We can find $\mathbf{w}$ and $\alpha$ with the following code snippet

w = np.linalg.inv(X.T @ X) @ X.T @ t
alpha = sum((t - X @ w)**2) / len(t)

Plot of the line $w_0+w_1 x$ with our estimated values for $\mathbf{w}$ along with the uncertainty $\alpha$.

Model selection

You might be wondering what linear regression is so good for considering the image above, since it’s not doing well, but now we’re going to shine light on that by looking at ways to improve the simple linear regression model.

Basis functions

We call a model linear if it’s linear in the parameters not in the input variables. However, $(1)$ is linear in both the parameters and the input variables, which limits it from adapting to nonlinear relationships. We can augment the model by replacing the input variables with nonlinear basis functions of the input variables

\[\begin{aligned} h(\mathbf{x},\mathbf{w}) &= w_0 \phi_0(\mathbf{x}) + \cdots + w_{M-1} \phi_{M-1}(\mathbf{x}) \\ &= \sum_{m=0}^{M-1} w_m \phi_m(\mathbf{x}) \\ &= \mathbf{w}^\intercal \bm{\phi} (\mathbf{x}), \end{aligned}\]

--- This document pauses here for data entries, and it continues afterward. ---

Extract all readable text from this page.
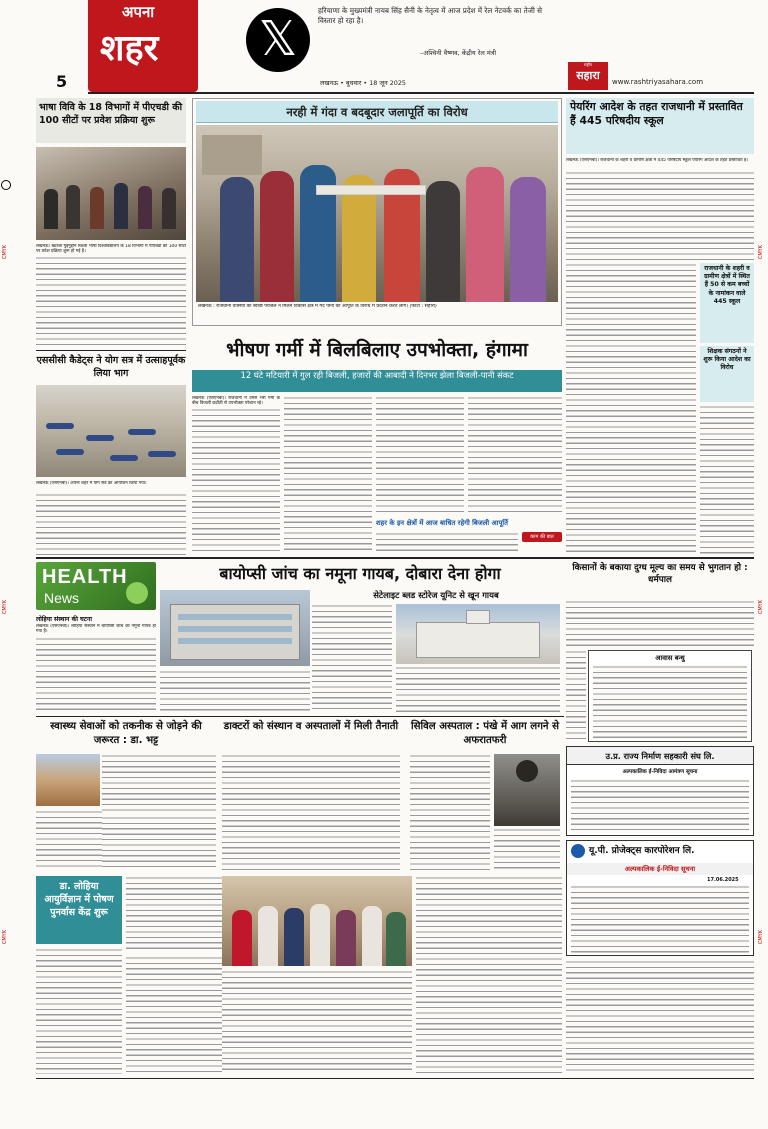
CMYK
CMYK
CMYK
CMYK
CMYK
CMYK
अपना
शहर
5
𝕏
हरियाणा के मुख्यमंत्री नायब सिंह सैनी के नेतृत्व में आज प्रदेश में रेल नेटवर्क का तेजी से विस्तार हो रहा है।
–अश्विनी वैष्णव, केंद्रीय रेल मंत्री
लखनऊ • बुधवार • 18 जून 2025
राष्ट्रीय
सहारा	www.rashtriyasahara.com
भाषा विवि के 18 विभागों में पीएचडी की 100 सीटों पर प्रवेश प्रक्रिया शुरू
लखनऊ। ख्वाजा मुईनुद्दीन चिश्ती भाषा विश्वविद्यालय के 18 विभागों में पीएचडी की 100 सीटों पर प्रवेश प्रक्रिया शुरू हो गई है।
एससीसी कैडेट्स ने योग सत्र में उत्साहपूर्वक लिया भाग
लखनऊ (एसएनबी)। अपना शहर में योग सत्र का आयोजन किया गया।
नरही में गंदा व बदबूदार जलापूर्ति का विरोध
लखनऊ : राजधानी वासियों को स्वच्छ पेयजल न मिलने विकास क्षेत्र में गंदे पानी की आपूर्ति के विरोध में प्रदर्शन करते लोग। (फोटो : सहारा)
भीषण गर्मी में बिलबिलाए उपभोक्ता, हंगामा
12 घंटे मटियारी में गुल रही बिजली, हजारों की आबादी ने दिनभर झेला बिजली-पानी संकट
लखनऊ (एसएनबी)। राजधानी में उमस भरी गर्मी के बीच बिजली कटौती से उपभोक्ता परेशान रहे।
शहर के इन क्षेत्रों में आज बाधित रहेगी बिजली आपूर्ति
काम की बात
पेयरिंग आदेश के तहत राजधानी में प्रस्तावित हैं 445 परिषदीय स्कूल
लखनऊ (एसएनबी)। राजधानी के शहरी व ग्रामीण क्षेत्रों में 445 परिषदीय स्कूल पेयरिंग आदेश के तहत प्रस्तावित हैं।
राजधानी के शहरी व ग्रामीण क्षेत्रों में स्थित हैं 50 से कम बच्चों के नामांकन वाले 445 स्कूल
शिक्षक संगठनों ने शुरू किया आदेश का विरोध
HEALTH
News
लोहिया संस्थान की घटना
बायोप्सी जांच का नमूना गायब, दोबारा देना होगा
सेटेलाइट ब्लड स्टोरेज यूनिट से खून गायब
लखनऊ (एसएनबी)। लोहिया संस्थान में बायोप्सी जांच का नमूना गायब हो गया है।
किसानों के बकाया दुग्ध मूल्य का समय से भुगतान हो : धर्मपाल
आवास बन्धु
स्वास्थ्य सेवाओं को तकनीक से जोड़ने की जरूरत : डा. भट्ट
डाक्टरों को संस्थान व अस्पतालों में मिली तैनाती सिविल अस्पताल : पंखे में आग लगने से अफरातफरी
उ.प्र. राज्य निर्माण सहकारी संघ लि.
अल्पकालिक ई-निविदा आमंत्रण सूचना
यू.पी. प्रोजेक्ट्स कारपोरेशन लि.
अल्पकालिक ई-निविदा सूचना
17.06.2025
डा. लोहिया आयुर्विज्ञान में पोषण पुनर्वास केंद्र शुरू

Note that we had $D+1$ parameters in the simple linear regression model, but by augmenting it with basis functions, we now have $M$ parameters, which can be larger than $D$ if need be. where we define $\bm{\phi}(\mathbf{x}) = \left( \phi_0 (\mathbf{x}), \dots, \phi_{M-1}(\mathbf{x}) \right)^\intercal$ and $\phi_0 ( {\mathbf{x}} ) = 1$ to keep the intercept $w_0$. By using nonlinear basis functions it is possible for $h$ to adapt to nonlinear relationships of $\mathbf{x}$, which we will see shortly - we call these models linear basis function models.

We already looked at one example of basis functions in notes 1a, where we augmented the simple linear regression model with basis functions of powers of $x$, i.e. $\phi_i (x) = x^i$. Another common basis function is the Gaussian

\[\phi_i (\mathbf{x}) = \exp \left( - \gamma_i \| \bm{\mu}_i -\mathbf{x} \|_2^2 \right).\]

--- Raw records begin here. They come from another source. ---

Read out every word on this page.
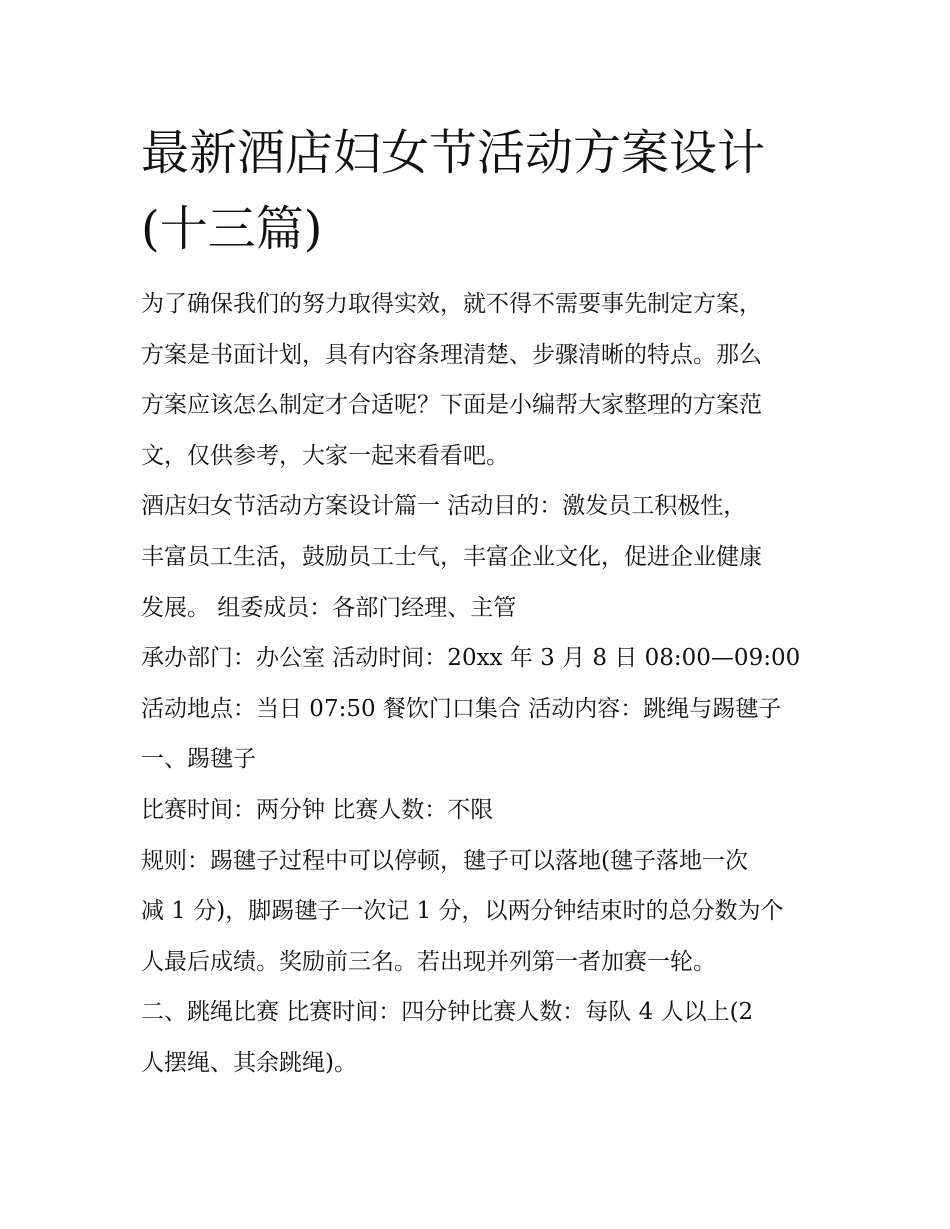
最新酒店妇女节活动方案设计
(十三篇)
为了确保我们的努力取得实效，就不得不需要事先制定方案，
方案是书面计划，具有内容条理清楚、步骤清晰的特点。那么
方案应该怎么制定才合适呢？下面是小编帮大家整理的方案范
文，仅供参考，大家一起来看看吧。
酒店妇女节活动方案设计篇一 活动目的：激发员工积极性，
丰富员工生活，鼓励员工士气，丰富企业文化，促进企业健康
发展。 组委成员：各部门经理、主管
承办部门：办公室 活动时间：20xx 年 3 月 8 日 08:00—09:00
活动地点：当日 07:50 餐饮门口集合 活动内容：跳绳与踢毽子
一、踢毽子
比赛时间：两分钟 比赛人数：不限
规则：踢毽子过程中可以停顿，毽子可以落地(毽子落地一次
减 1 分)，脚踢毽子一次记 1 分，以两分钟结束时的总分数为个
人最后成绩。奖励前三名。若出现并列第一者加赛一轮。
二、跳绳比赛 比赛时间：四分钟比赛人数：每队 4 人以上(2
人摆绳、其余跳绳)。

Following the same derivation as before, we find the maximum likelihood solutions to be

\[\mathbf{w}_{\text{ML}} = \left( \mathbf{\Phi}^\intercal \mathbf{\Phi} \right)^{-1} \mathbf{\Phi}^\intercal \textbf{\textsf{t}} \quad \text{and} \quad \alpha_{\text{ML}} = \frac{1}{N} \sum_{i=1}^N (t_n - \mathbf{w}_{\text{ML}}^\intercal \bm{\phi}(\mathbf{x}_i))^2,\]

where

\[\mathbf{\Phi} = \begin{pmatrix} \phi_0 (\mathbf{x}_1) & \phi_1 (\mathbf{x}_1) & \cdots & \phi_{M-1} (\mathbf{x}_1) \\ \phi_0 (\mathbf{x}_2) & \phi_1 (\mathbf{x}_2) & \cdots & \phi_{M-1} (\mathbf{x}_2) \\ \vdots & \vdots & \ddots & \vdots\\ \phi_0 (\mathbf{x}_N) & \phi_1 (\mathbf{x}_N) & \cdots & \phi_{M-1} (\mathbf{x}_N) \end{pmatrix}.\]

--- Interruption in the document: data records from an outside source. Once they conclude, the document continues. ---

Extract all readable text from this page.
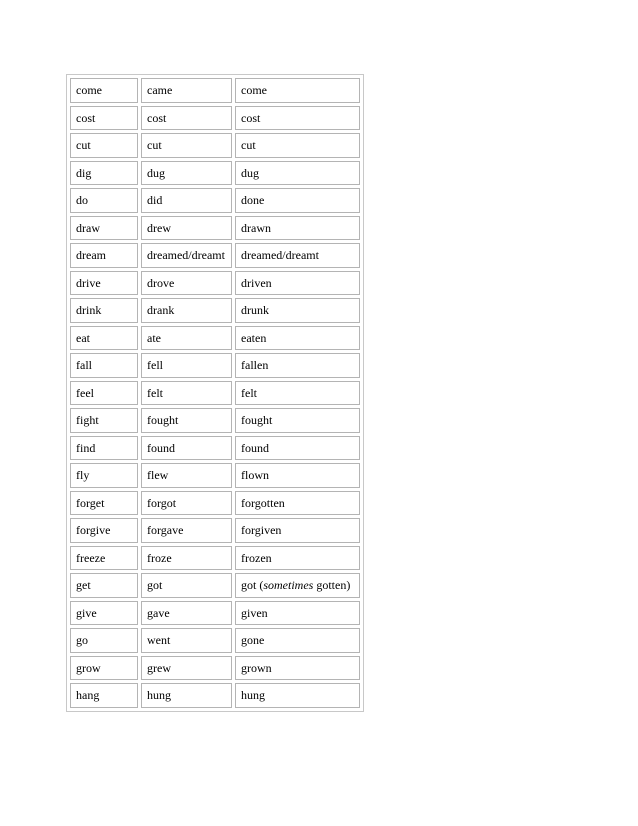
come	came	come
cost	cost	cost
cut	cut	cut
dig	dug	dug
do	did	done
draw	drew	drawn
dream	dreamed/dreamt	dreamed/dreamt
drive	drove	driven
drink	drank	drunk
eat	ate	eaten
fall	fell	fallen
feel	felt	felt
fight	fought	fought
find	found	found
fly	flew	flown
forget	forgot	forgotten
forgive	forgave	forgiven
freeze	froze	frozen
get	got	got (sometimes gotten)
give	gave	given
go	went	gone
grow	grew	grown
hang	hung	hung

Illustration of the effect of using $M-1$ Gaussian basis functions plus the intercept.

The Gaussian basis function for the plot above was implemented as below, where $\mu_i=\frac{i}{M}$ and $\gamma_i = 1$ for $i = 1, \dots, M-1$.

def gaussian_basis(x, mu, gamma=1):
    return np.ex\text{Pr}(-gamma * np.linalg.norm(mu-x)**2)

Regularization

We briefly ran into the concept of regularization in the previous notes, which we described as a technique of preventing overfitting. If we look back at the objective function we defined earlier, augmented with basis functions, we can introduce a regularization term

\[E(\mathbf{w}) = \sum_{i=1}^N (t_n - \mathbf{w}^\intercal \bm{\phi}(\mathbf{x}_i))^2 + \underbrace{\lambda \sum_{j=0}^{M-1} | w_j |^q}_{\text{regularization}},\]

where $q > 0$ denotes the type of regularization, and $\lambda$ controls the extent of regularization, i.e. how much do we care about the error from the data in relation to the regularization. The most common values of $q$ are $1$ and $2$, which are called $L_1$ regularization and $L_2$ regularization respectively. We call it lasso regression when we use $L_1$ regularization, and ridge regression when we use $L_2$ regularization.

The objective function of ridge regression

\[\begin{aligned} E(\mathbf{w}) &= \sum_{i=1}^N (t_n - \mathbf{w}^\intercal \bm{\phi}(\mathbf{x}_i))^2 + \lambda \sum_{j=0}^{M-1} | w_j |^2\\ &= \sum_{i=1}^N (t_n - \mathbf{w}^\intercal \bm{\phi}(\mathbf{x}_i))^2 + \lambda \mathbf{w}^\intercal \mathbf{w} \end{aligned}\]

is especially convenient as it is a quadratic function of $\mathbf{w}$ and therefore has a unique global minimum. The solution to which is

\[\hat{\mathbf{w}} = \left( \lambda \mathbf{I} + \mathbf{\Phi}^\intercal \mathbf{\Phi} \right)^{-1} \mathbf{\Phi}^\intercal \textbf{\textsf{t}},\]

where $\alpha$ stays the same as without regularization, since the regularization term has no influence on it.

When we introduce regularization, the process of model selection goes from finding the appropriate number of basis functions to finding the appropriate value for the regularization parameter $\lambda$.

Illustration of changing the value of the regularization parameter $\lambda$, while keeping the number of basis functions $M=8$ constant. Even though we overfitted earlier when $M=8$, our effective complexity is now controlled by the regularization instead, and the model will not overfit if $\lambda$ is large enough. Note also that as the regularization parameter is increased, the uncertainty increases as well.

Summary

We can find the parameters for a linear regression through ordinary least squares or maximum likelihood estimation.
Usually in linear regression we have a scalar parameter that is not multiplied by the input called the intercept or bias denoted $w_0$.
The process of estimating the values of the parameters is called the training or learning process.
Since the logarithm is a monotonically increasing function, maximizing the likelihood function is the same as maximizing the log-likelihood function.
What makes a model linear is that it’s linear in the parameters not the inputs.
We can augment linear regression with basis functions yielding linear basis function models.
Polynomial regression is a linear basis function model.
Regularization is a technique of preventing overfitting.
There are different kinds of regularization in linear regression such as $L_1$ and $L_2$ regularization.